Заснул Ваня уже под утро. И приснилась ему огромная торпеда, длиною с кита. Разрезая воду, стремительно мчалась она по какой-то реке, а на берегу стоял волшебник в сверкающем халате и, подняв руки, шептал:
— Торпеда! Торпеда! Лети, беги, плыви! На клочки разорви врагов этого мальчика!..
Волшебник был старенький, с длинной седой бородой, но глаза у него были молодые, чуть прищуренные, как у Николая Федотовича. И трубку он курил точь-в-точь, как капитан…
Торпеда все быстрее мчалась по реке. Вдруг она вырвалась из воды, сделала крутой поворот в воздухе и ударила в огромный дворец. Раздался страшный взрыв. И Ваня увидел, как шах — великий, сиятельный шах в расшитом золотом мундире — взлетел над крышей дворца. Лицом шах очень напоминал самого главного в Кронштадте пожилого сердитого генерала, которого Ваня однажды видел возле Морского собрания.
Взлетел этот шах высоко-высоко и, разорванный в клочья, упал в реку.
Иван Бабушкин уволился из торпедных мастерских. «Хватит! Помытарился в учениках…»
Получив расчет — рубль сорок шесть копеек, — пошел прощаться с Кронштадтом. За четыре года сроднился все-таки Иван с городом-крепостью, мрачным и казенным. Даже вытянутые, как хоботы, орудийные стволы на фортах и приземистые, длинные унылые казармы казались теперь какими-то своими, привычными.
Иван постоял на берегу, наблюдая, как чайки с резкими криками припадают к волнам и снова взмывают в небо.
Поглядел, как у горизонта, словно впаянный в синеву, белеет неподвижный треугольник паруса.
Погладил ладонью старую липу. Кора у нее была морщинистая, шершавая.
Прошел на песчаную косу, где когда-то стояла на приколе белая, стройная лодка капитана. Теперь там торчал только столбик, и на нем — заржавленная цепь.
Подумал: «А не больно-то охота уезжать!»
Провожать Ивана пришли его тетка и два товарища. Тетка прослезилась и пыталась то петь, то целоваться.

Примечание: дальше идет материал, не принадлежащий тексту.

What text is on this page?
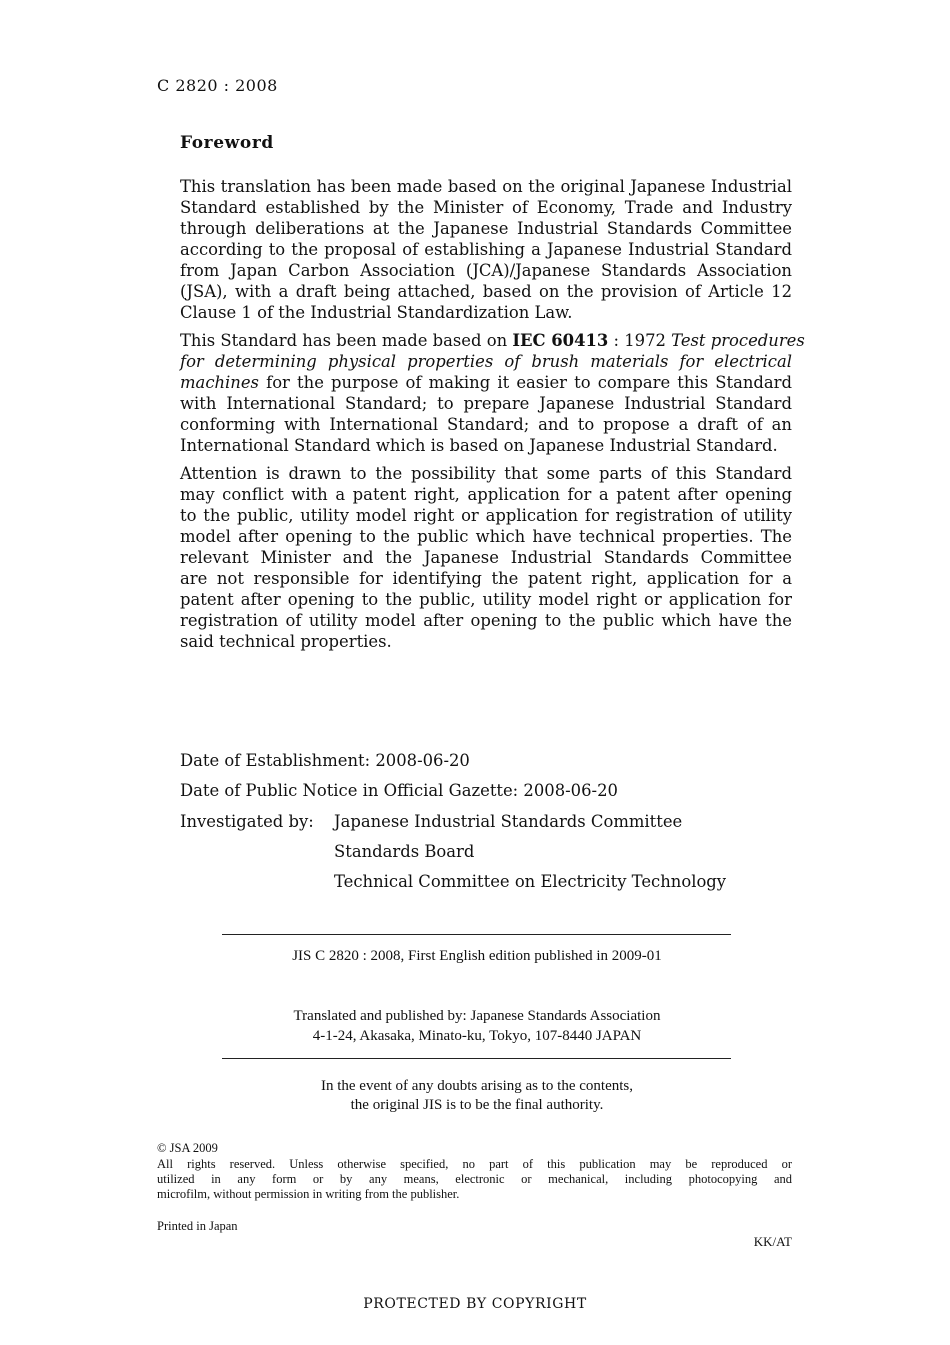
C 2820 : 2008
Foreword
This translation has been made based on the original Japanese Industrial
Standard established by the Minister of Economy, Trade and Industry
through deliberations at the Japanese Industrial Standards Committee
according to the proposal of establishing a Japanese Industrial Standard
from Japan Carbon Association (JCA)/Japanese Standards Association
(JSA), with a draft being attached, based on the provision of Article 12
Clause 1 of the Industrial Standardization Law.
This Standard has been made based on IEC 60413 : 1972 Test procedures
for determining physical properties of brush materials for electrical
machines for the purpose of making it easier to compare this Standard
with International Standard; to prepare Japanese Industrial Standard
conforming with International Standard; and to propose a draft of an
International Standard which is based on Japanese Industrial Standard.
Attention is drawn to the possibility that some parts of this Standard
may conflict with a patent right, application for a patent after opening
to the public, utility model right or application for registration of utility
model after opening to the public which have technical properties. The
relevant Minister and the Japanese Industrial Standards Committee
are not responsible for identifying the patent right, application for a
patent after opening to the public, utility model right or application for
registration of utility model after opening to the public which have the
said technical properties.
Date of Establishment: 2008-06-20
Date of Public Notice in Official Gazette: 2008-06-20
Investigated by: Japanese Industrial Standards Committee
Standards Board
Technical Committee on Electricity Technology
JIS C 2820 : 2008, First English edition published in 2009-01
Translated and published by: Japanese Standards Association
4-1-24, Akasaka, Minato-ku, Tokyo, 107-8440 JAPAN
In the event of any doubts arising as to the contents,
the original JIS is to be the final authority.
© JSA 2009
All rights reserved. Unless otherwise specified, no part of this publication may be reproduced or
utilized in any form or by any means, electronic or mechanical, including photocopying and
microfilm, without permission in writing from the publisher.
Printed in Japan
KK/AT
PROTECTED BY COPYRIGHT
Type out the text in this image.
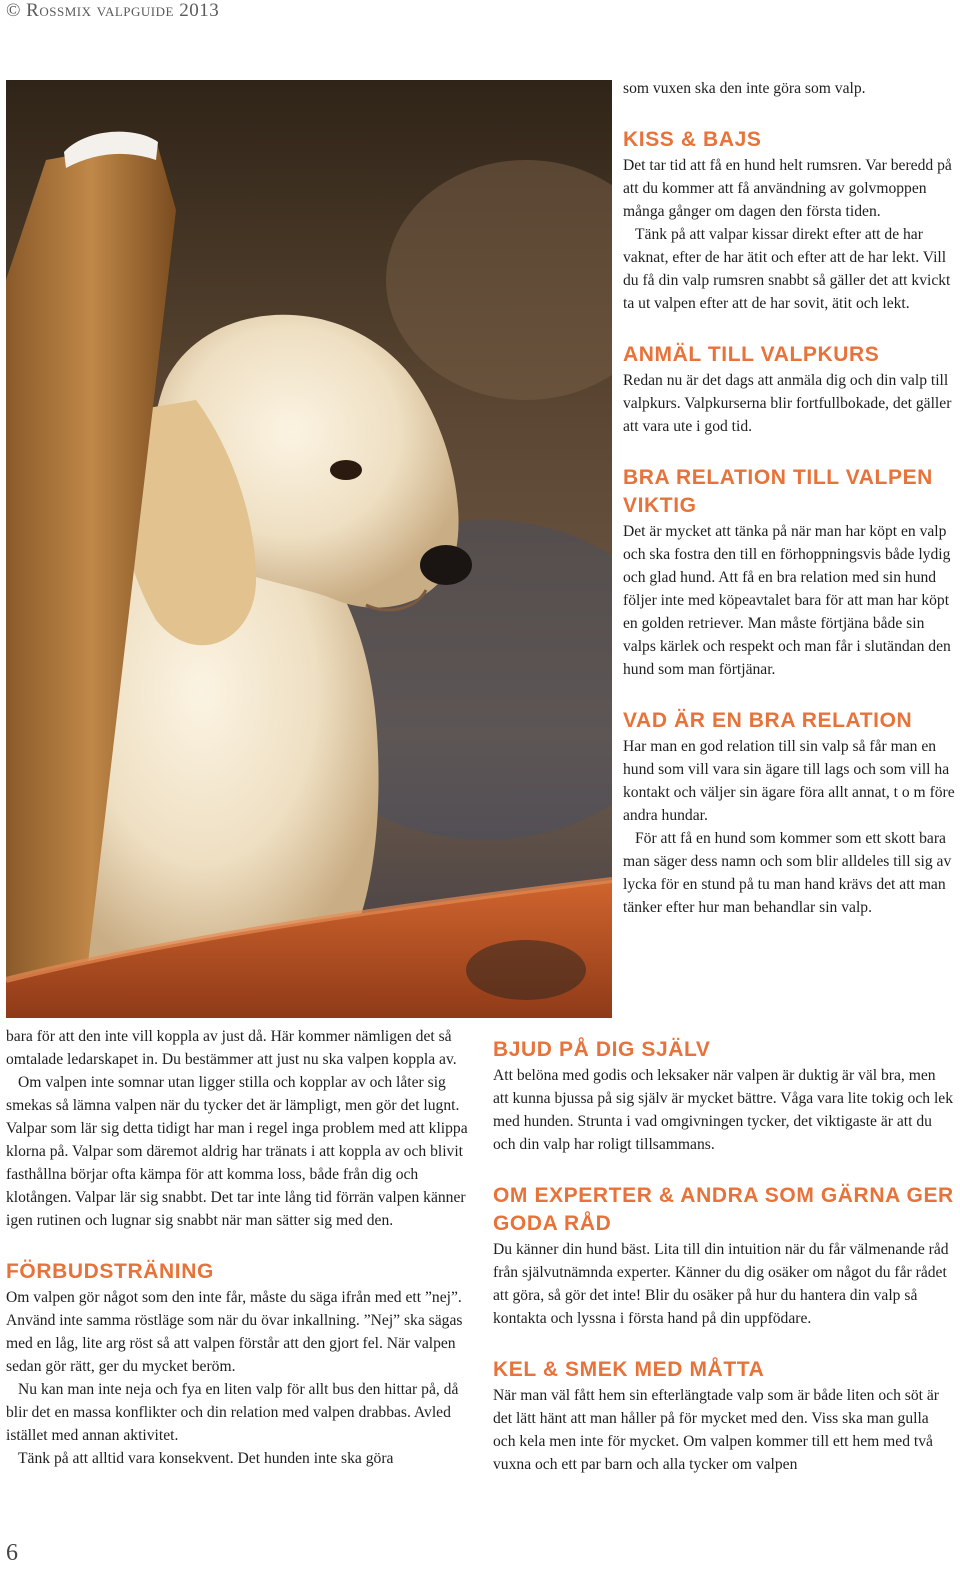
© Rossmix valpguide 2013

som vuxen ska den inte göra som valp.

KISS & BAJS

Det tar tid att få en hund helt rumsren. Var beredd på att du kommer att få användning av golvmoppen många gånger om dagen den första tiden.

Tänk på att valpar kissar direkt efter att de har vaknat, efter de har ätit och efter att de har lekt. Vill du få din valp rumsren snabbt så gäller det att kvickt ta ut valpen efter att de har sovit, ätit och lekt.

ANMÄL TILL VALPKURS

Redan nu är det dags att anmäla dig och din valp till valpkurs. Valpkurserna blir fortfullbokade, det gäller att vara ute i god tid.

BRA RELATION TILL VALPEN VIKTIG

Det är mycket att tänka på när man har köpt en valp och ska fostra den till en förhoppningsvis både lydig och glad hund. Att få en bra relation med sin hund följer inte med köpeavtalet bara för att man har köpt en golden retriever. Man måste förtjäna både sin valps kärlek och respekt och man får i slutändan den hund som man förtjänar.

VAD ÄR EN BRA RELATION

Har man en god relation till sin valp så får man en hund som vill vara sin ägare till lags och som vill ha kontakt och väljer sin ägare föra allt annat, t o m före andra hundar.

För att få en hund som kommer som ett skott bara man säger dess namn och som blir alldeles till sig av lycka för en stund på tu man hand krävs det att man tänker efter hur man behandlar sin valp.

bara för att den inte vill koppla av just då. Här kommer nämligen det så omtalade ledarskapet in. Du bestämmer att just nu ska valpen koppla av.

Om valpen inte somnar utan ligger stilla och kopplar av och låter sig smekas så lämna valpen när du tycker det är lämpligt, men gör det lugnt. Valpar som lär sig detta tidigt har man i regel inga problem med att klippa klorna på. Valpar som däremot aldrig har tränats i att koppla av och blivit fasthållna börjar ofta kämpa för att komma loss, både från dig och klotången. Valpar lär sig snabbt. Det tar inte lång tid förrän valpen känner igen rutinen och lugnar sig snabbt när man sätter sig med den.

FÖRBUDSTRÄNING

Om valpen gör något som den inte får, måste du säga ifrån med ett ”nej”. Använd inte samma röstläge som när du övar inkallning. ”Nej” ska sägas med en låg, lite arg röst så att valpen förstår att den gjort fel. När valpen sedan gör rätt, ger du mycket beröm.

Nu kan man inte neja och fya en liten valp för allt bus den hittar på, då blir det en massa konflikter och din relation med valpen drabbas. Avled istället med annan aktivitet.

Tänk på att alltid vara konsekvent. Det hunden inte ska göra

BJUD PÅ DIG SJÄLV

Att belöna med godis och leksaker när valpen är duktig är väl bra, men att kunna bjussa på sig själv är mycket bättre. Våga vara lite tokig och lek med hunden. Strunta i vad omgivningen tycker, det viktigaste är att du och din valp har roligt tillsammans.

OM EXPERTER & ANDRA SOM GÄRNA GER GODA RÅD

Du känner din hund bäst. Lita till din intuition när du får välmenande råd från självutnämnda experter. Känner du dig osäker om något du får rådet att göra, så gör det inte! Blir du osäker på hur du hantera din valp så kontakta och lyssna i första hand på din uppfödare.

KEL & SMEK MED MÅTTA

När man väl fått hem sin efterlängtade valp som är både liten och söt är det lätt hänt att man håller på för mycket med den. Viss ska man gulla och kela men inte för mycket. Om valpen kommer till ett hem med två vuxna och ett par barn och alla tycker om valpen

6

«Выпила, что ль?» — подумал Иван.
В последний момент на пристань, запыхавшись, вбежала мать с сестренкой Машей. Они недавно переселились из Питера, где жить стало совсем невмоготу, на Старый Котлин.
Мать обняла Ваню, сунула ему в руки узелок со свежими пышками (это из-за них она чуть не опоздала) и заплакала…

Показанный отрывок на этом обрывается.